More than a century ago, on Sept. 3, 1898, what would later become the most distinguished publication in the Philippine Revolution released its first issue under General Antonio Luna’s leadership. Who knew that one of the nation’s most remarkable heroes, who was known to fight with weapons, also fought with a pen?
Upon hearing of President Emilio Aguinaldo’s decree against independent newspapers, which ended the nationalistic paper La Libertad just after its first release on June 20, 1898, Luna efficiently appealed for a presidential authorization that would allow him to publish an independent paper of his own.
Luna decided to name the newspaper La Independencia (The Independence) when an American Provost-General suggested the name La Patria (The Homeland) as inappropriate, considering the Filipinos’ subsiding tension with the Spaniards.

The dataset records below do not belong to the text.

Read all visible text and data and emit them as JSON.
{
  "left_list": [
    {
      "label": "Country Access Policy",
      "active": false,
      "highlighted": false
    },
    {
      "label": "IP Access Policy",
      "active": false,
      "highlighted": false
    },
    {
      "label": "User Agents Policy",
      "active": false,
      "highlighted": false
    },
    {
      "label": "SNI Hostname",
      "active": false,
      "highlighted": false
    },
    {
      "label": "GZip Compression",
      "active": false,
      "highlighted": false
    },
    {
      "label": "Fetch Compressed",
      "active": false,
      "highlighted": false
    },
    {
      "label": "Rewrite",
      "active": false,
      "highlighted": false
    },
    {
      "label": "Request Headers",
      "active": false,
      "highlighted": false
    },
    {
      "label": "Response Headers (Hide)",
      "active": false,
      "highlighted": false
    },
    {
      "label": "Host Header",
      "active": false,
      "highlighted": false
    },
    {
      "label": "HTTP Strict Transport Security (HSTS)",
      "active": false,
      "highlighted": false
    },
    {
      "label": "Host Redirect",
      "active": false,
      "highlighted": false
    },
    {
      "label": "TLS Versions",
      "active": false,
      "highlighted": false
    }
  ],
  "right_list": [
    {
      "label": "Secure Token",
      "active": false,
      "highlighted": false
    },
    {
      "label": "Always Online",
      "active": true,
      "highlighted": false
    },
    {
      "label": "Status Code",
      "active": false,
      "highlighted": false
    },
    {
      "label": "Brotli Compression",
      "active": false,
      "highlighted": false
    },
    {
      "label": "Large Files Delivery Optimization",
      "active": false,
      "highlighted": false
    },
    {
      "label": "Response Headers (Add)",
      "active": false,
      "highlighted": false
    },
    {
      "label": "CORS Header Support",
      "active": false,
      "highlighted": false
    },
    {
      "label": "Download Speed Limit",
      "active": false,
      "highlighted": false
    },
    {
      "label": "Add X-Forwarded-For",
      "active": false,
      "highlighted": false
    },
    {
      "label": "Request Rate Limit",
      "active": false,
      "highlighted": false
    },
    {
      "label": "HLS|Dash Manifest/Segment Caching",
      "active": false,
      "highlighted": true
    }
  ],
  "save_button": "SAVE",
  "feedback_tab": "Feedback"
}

Being an emissary of the nation’s angst against Spanish rule, La Independencia prepared for the worst by hiding its location. Though based in Manila, La Independencia announced to the public that Asilo de Huerfanos, a printing press in Malabon, was its place of publication.
Garnering support from the upper, educated class, La Independencia had sufficient resources to produce a four-page paper, with one page dominated by advertisements. The paper contained a limited number of news stories, but what set it above other publications was its sharp, expressive, well-written editorials, columns, and essays. The paper acquired a vast readership base, even leading Spaniards to assume that the writers and editors of the paper were also Spaniards—traitors of their own kind. The superior quality of the newspaper’s contents enabled it to be considered as the best of its time.
On its first anniversary, La Independencia first published the Spanish lyrics of the Philippine national anthem, entitled then as “Filipinas” and written by Jose Palma, who was part of the paper’s editorial staff.
The paper kept the fire blazing. In the year 1898, Pedro Paterno founded another nationalistic newspaper named La Republica Filipina to achieve national unity and independence under a Philippine Republic.
La Independencia rejected all attempts by the Spaniards at reconciliation. It continued to serve as an advocate of Philippine independence throughout the second phase of the Philippine Revolution against the Spaniards, and during the war against the Americans.
During the Filipino-American war in 1899, even in Gen. Luna’s departure for his military duties, the paper remained strong amid its adversities. Luna was replaced by Rafael Palma, who served as the paper’s acting editor during Luna’s absence.
Malolos, the heart of the Philippine Republic at that time, was soon captured by the Americans, and as La Republica Filipina was forced to shut down, La Independencia became the only publication then to fight for independence, even with some of its editorial staff already being forced to part ways.
Struggling for survival, La Independencia’s headquarters did not have a permanent address. The press moved to San Fernando, Pampanga; Angeles, Tarlac; and finally to Bautista, Pangasinan in an attempt to flee from the Americans’ advance.
La Independencia, in its final months, experienced a difficult period of recession, as the conditions during the war were unwelcoming and resources became more and more scarce. The size of the issues shrunk, and was reduced to two pages. Though newsprint was somehow never at a shortage, publishing the paper was so difficult at the time; the press and materials had to be buried near the paper’s office.
La Independencia eventually lost the struggle, ceasing operations as the remaining three members of its editorial staff fled to Camiling, Taguig. The paper released its last issue on Nov. 11, 1990.
La Independencia remained persistent in expressing its nationalistic and revolutionary views even in its untimely demise. In its very last issue, the “organ of the people of the Philippines,” the most renowned newspaper in the Philippine Revolution dared to publish this statement:
“We are near the mountain, there our look is directed; there our liberty will be secure. But to compromise with the enemy, to shake hands with him while with a gun he is opening for us in the future a new era of slavery and sufferings, no, one thousand times no… In spite of his victories and because of them, the enemy will be abhorred, not feared… Not a moment of peace and tranquility shall we give to his soldiers!”
In today’s information age, the lessons to be learned from La Independencia’s history stands through the test of time. Its purpose as a medium of expression was instrumental in making Philippine independence possible. With its existence as a message to the people that they can defend their country with a series of symbols and spaces, the legacy of La Independencia lives on.